El populismo tiene su caldo de cultivo idóneo ahí donde numerosos ciudadanos están descontentos e irritados por un conjunto de factores: pobreza, inseguridad, desempleo, horizontes poco promisorios para la juventud, exclusión social, corrupción, impunidad y desprestigio de los partidos políticos, entre otros
En la oposición, los populistas —o el caudillo populista— ofrecen, para obtener votos y gobernar, que resolverán todos esos problemas, sin tomarse la molestia de explicar exactamente qué medidas tomarán para atacarlos, como si tuvieran una varita mágica, no obstante que cada una de esas contrariedades es de una complejidad considerable.
Los populistas tendrán mayores oportunidades de persuadir a la población en sociedades en las que amplias capas de la población se dejan llevar no por la razón, sino por el resentimiento, la ignorancia, el prejuicio y los discursos en los que se dice en un tono apocalíptico lo que quieren escuchar.
Los populistas aprovechan la irritación ciudadana para partir discursivamente la sociedad en dos: nosotros y los otros; el pueblo bueno, al que ellos representan, y el antipueblo, la mafia en el poder, los malos a los que es preciso señalar y anatemizar con el más burdo maniqueísmo para que se sepa a ciencia cierta quiénes son los enemigos a vencer.
Los populistas no identifican al conjunto de la población como el pueblo, sino que éste está constituido exclusivamente por quienes los respaldan.

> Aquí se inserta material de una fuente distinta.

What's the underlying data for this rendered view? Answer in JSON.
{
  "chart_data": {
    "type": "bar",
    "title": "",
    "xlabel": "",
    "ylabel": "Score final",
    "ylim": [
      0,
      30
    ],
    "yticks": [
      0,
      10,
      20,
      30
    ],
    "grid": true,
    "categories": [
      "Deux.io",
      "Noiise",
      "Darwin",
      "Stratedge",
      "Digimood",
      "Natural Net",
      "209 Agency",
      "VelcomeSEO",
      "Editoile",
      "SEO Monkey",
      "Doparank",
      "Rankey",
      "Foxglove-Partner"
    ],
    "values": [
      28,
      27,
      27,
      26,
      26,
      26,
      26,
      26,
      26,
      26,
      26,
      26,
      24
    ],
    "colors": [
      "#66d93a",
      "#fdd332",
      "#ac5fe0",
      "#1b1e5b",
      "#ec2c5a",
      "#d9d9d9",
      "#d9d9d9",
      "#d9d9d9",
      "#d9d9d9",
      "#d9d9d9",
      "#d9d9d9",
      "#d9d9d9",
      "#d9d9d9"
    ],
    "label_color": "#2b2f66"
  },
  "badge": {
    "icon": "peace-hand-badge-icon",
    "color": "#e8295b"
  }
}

Todos aquellos que no son sus adeptos son los enemigos del pueblo, por lo que, en nombre de éste, hay que ridiculizarlos e injuriarlos y, más tarde, ya con el poder, acosarlos y perseguirlos.
Todos los que no son sus incondicionales —políticos, periodistas, académicos, jueces, profesionistas, trabajadores, etcétera— están vendidos a la mafia en el poder. Incluso el máximo tribunal de un país es hostilizado para doblegarlo o deslegitimarlo y, una vez en el poder, instaurar una suprema corte dócil a los dictados de los nuevos gobernantes.
En el gobierno, los populistas se apropian de las instituciones estatales, a las que utilizan para mantener y acrecentar su poder, siempre con el discurso de que están poniendo todas esas instituciones, que antes servían a los malos, al servicio del pueblo, lo que significa en realidad al propio servicio de los gobernantes populistas.
Eliminan los obstáculos legales que se puedan interponer a su afán autoritario: reforman la Constitución y las leyes secundarias, quitan atribuciones a los órganos que en sus orígenes funcionaron con autonomía, reprimen la disidencia, usan las cárceles para encerrar a los opositores mediante farsas de juicio. A la prensa independiente la consideran parte de los enemigos del pueblo, ya que sólo los populistas defienden los intereses populares.
Una vez que ellos, los buenos, estén en el gobierno —aseguran los populistas—, bastará su buena voluntad, su decisión firme de combatir a los malos, para que la sociedad se transforme virtuosamente y se instaure el reino de la justicia, aplazado durante decenios o siglos porque los verdaderos adalides de las masas populares no gobernaban.
Sin instituciones autónomas, sin un poder judicial y un ombudsman que detengan sus atropellos, con una prensa acosada, los populistas utilizan los recursos públicos para sumar voluntades a su delirio: pagan la adhesión de sus incondicionales y cobran caro su postura a los disidentes, a los que se atribuye la responsabilidad por todas las desgracias del país.
El populismo chavista-madurista ha multiplicado la tasa de pobres, la mortalidad infantil y la materna, y la criminalidad; ha ocasionado la ruina económica; ha causado el desabasto de productos básicos como alimentos, medicinas e insumos médicos; ha llenado las cárceles de opositores sin que éstos hayan delinquido; ha originado el éxodo de millones de personas y ha aniquilado la vida democrática.
En el Foro de Política Latinoamericana, organizado en 2017 por la Universidad de Chicago, Ernesto Zedillo advirtió que es necesario que la gente sepa lo que sucede cuando se hace caso a los seductores cantos de los demagogos. Lo malo es que “la gente” parece no aprender.